補助金は、国が政策として準備しているものだけではありません。地方自治体が雇用創生や、住民人口増加を目的に創設している補助金があります。例えば東京都港区では「新規開業賃料補助」があり、港区内で創業して2年未満の方を対象とした補助金があります。年2回の募集があり、月額5万円を限度に賃料に3分の1を乗じて得た額、月額10万円を限度に賃料に3分の2を乗じて得た額のいずれかで支援が受けられます。このように開業する地域によって、特別な補助金があります。

 

補助金受領後は後年報告があります

補助金を受領すると、多くの場合は以降5年間にわたって後年報告があります。言い換えると「成果確認」です。補助事業がどれだけ利益をもたらしているか、報告をしなければなりません。補助金を受領した後も安心せず、後年報告のためにどれだけ成果があったか、後から確認できるようにしておくことをおすすめします。

飲食店が開業後に活用できる助成金

補助金だけではなく、助成金もあります。補助金は申請して採択の結果により補助金がおりますが、助成金は申請すれば必ずもらえるお金です。ここでは助成金の中でも開業したての飲食店が申請できるものを1つご紹介します。

受動喫煙防止対策助成金

都道府県により従業員がいる場合といない場合で客席面積要件が異なる場合があります。しかし以下の業種にあてはまる場合はおおむね申請可能ですので、検討してみるのが良いでしょう。

受動喫煙防止対策助成金の詳細はこちら

都道府県別で特別な助成金がある

補助金と同様に、助成金にも都道府県で準備されている特別な助成金があります。例えば東京都だと「創業助成事業※」があります。助成限度額は300万円、助成対象経費は賃借料、広告費、器具備品購入費、産業財産権出願・導入費、専門家指導費、従業員人件費です。

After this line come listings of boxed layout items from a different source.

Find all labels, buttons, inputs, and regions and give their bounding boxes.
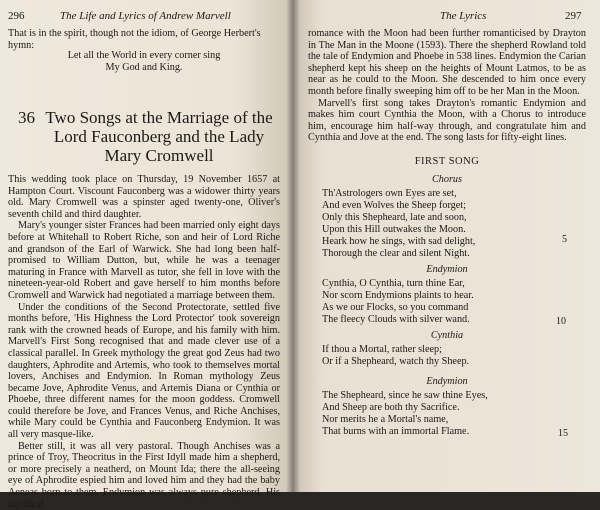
paragraph: Marvell's first song takes Drayton's romantic Endymion and makes him court Cynthia the Moon, with a Chorus to introduce him, encourage him half-way through, and congratulate him and Cynthia and Jove at the end. The song lasts for fifty-eight lines. xyxy=(308,97,586,144)
verse-line: The Shepheard, since he saw thine Eyes, xyxy=(322,390,488,401)
speaker-endymion-2: Endymion xyxy=(426,376,468,387)
speaker-endymion: Endymion xyxy=(426,264,468,275)
verse-line: Nor merits he a Mortal's name, xyxy=(322,414,449,425)
left-page xyxy=(0,0,292,510)
stanza-endymion xyxy=(322,278,474,326)
verse-line: Or if a Shepheard, watch thy Sheep. xyxy=(322,356,470,367)
speaker-cynthia: Cynthia xyxy=(430,330,464,341)
stanza-chorus xyxy=(322,188,475,260)
section-heading xyxy=(8,108,280,165)
running-head-text: The Lyrics xyxy=(440,10,487,22)
gutter-shadow xyxy=(286,0,300,492)
verse-line: Upon this Hill outwakes the Moon. xyxy=(322,224,466,235)
hymn-verse xyxy=(8,50,280,74)
verse-line: As we our Flocks, so you command xyxy=(322,302,469,313)
verse-line: Thorough the clear and silent Night. xyxy=(322,248,470,259)
left-body-text xyxy=(8,174,280,510)
verse-line: And Sheep are both thy Sacrifice. xyxy=(322,402,460,413)
line-number: 5 xyxy=(562,234,567,245)
paragraph: romance with the Moon had been further romanticised by Drayton in The Man in the Moone (1593). There the shepherd Rowland told the tale of Endymion and Phoebe in 538 lines. Endymion the Carian shepherd kept his sheep on the heights of Mount Latmos, to be as near as he could to the Moon. She descended to him once every month before finally sweeping him off to be her Man in the Moon. xyxy=(308,28,586,97)
paragraph: Mary's younger sister Frances had been married only eight days before at Whitehall to Robert Riche, son and heir of Lord Riche and grandson of the Earl of Warwick. She had long been half-promised to William Dutton, but, while he was a teenager maturing in France with Marvell as tutor, she fell in love with the nineteen-year-old Robert and gave herself to him months before Cromwell and Warwick had negotiated a marriage between them. xyxy=(8,220,280,301)
paragraph: Under the conditions of the Second Protectorate, settled five months before, 'His Highness the Lord Protector' took sovereign rank with the crowned heads of Europe, and his family with him. Marvell's First Song recognised that and made clever use of a classical parallel. In Greek mythology the great god Zeus had two daughters, Aphrodite and Artemis, who took to themselves mortal lovers, Anchises and Endymion. In Roman mythology Zeus became Jove, Aphrodite Venus, and Artemis Diana or Cynthia or Phoebe, three different names for the moon goddess. Cromwell could therefore be Jove, and Frances Venus, and Riche Anchises, while Mary could be Cynthia and Fauconberg Endymion. It was all very masque-like. xyxy=(8,301,280,441)
paragraph: This wedding took place on Thursday, 19 November 1657 at Hampton Court. Viscount Fauconberg was a widower thirty years old. Mary Cromwell was a spinster aged twenty-one, Oliver's seventh child and third daughter. xyxy=(8,174,280,220)
verse-line: Only this Shepheard, late and soon, xyxy=(322,212,467,223)
page-number-right: 297 xyxy=(565,10,582,22)
verse-line: Let all the World in every corner sing xyxy=(67,50,221,61)
song-title: FIRST SONG xyxy=(414,156,480,167)
page-number-left: 296 xyxy=(8,10,25,22)
running-head-left xyxy=(60,10,231,22)
verse-line: If thou a Mortal, rather sleep; xyxy=(322,344,442,355)
verse-line: Nor scorn Endymions plaints to hear. xyxy=(322,290,474,301)
intro-line: That is in the spirit, though not the idiom, of George Herbert's hymn: xyxy=(8,28,261,51)
right-body-text xyxy=(308,28,586,144)
verse-line: My God and King. xyxy=(105,62,183,73)
section-title: Two Songs at the Marriage of the Lord Fauconberg and the Lady Mary Cromwell xyxy=(45,108,273,165)
line-number: 10 xyxy=(556,316,566,327)
verse-line: Heark how he sings, with sad delight, xyxy=(322,236,476,247)
line-number: 15 xyxy=(558,428,568,439)
verse-line: Th'Astrologers own Eyes are set, xyxy=(322,188,457,199)
running-head-right xyxy=(440,10,486,22)
stanza-endymion-2 xyxy=(322,390,488,438)
speaker-chorus: Chorus xyxy=(431,174,462,185)
verse-line: Cynthia, O Cynthia, turn thine Ear, xyxy=(322,278,465,289)
verse-line: That burns with an immortal Flame. xyxy=(322,426,470,437)
verse-line: The fleecy Clouds with silver wand. xyxy=(322,314,470,325)
paragraph: Better still, it was all very pastoral. Though Anchises was a prince of Troy, Theocritus in the First Idyll made him a shepherd, or more precisely a neatherd, on Mount Ida; there the all-seeing eye of Aphrodite espied him and loved him and they had the baby Aeneas born to them. Endymion was always pure shepherd. His mythical xyxy=(8,440,280,510)
stanza-cynthia xyxy=(322,344,469,368)
section-number: 36 xyxy=(18,108,35,127)
running-head-text: The Life and Lyrics of Andrew Marvell xyxy=(60,10,231,22)
verse-line: And even Wolves the Sheep forget; xyxy=(322,200,466,211)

(※第2回募集は終了しております。ご注意ください。)

 

開業後の資金調達には補助金や助成金の活用を

事業が軌道にのるまでの資金調達には、補助金や助成金を活用するのがおすすめです。融資のように返済の必要はありません。飲食店の場合は、緊急事態宣言のように外部からの要因で、売上が確保できなくなる可能性があります。融資だと、状況がどうであれ返済開始の期日がくれば、毎月一定額を返済しなければなりません。補助金は採択されれば返還することはほぼありません。そのため、開業のために資金不足になる時期に安心して利用できます。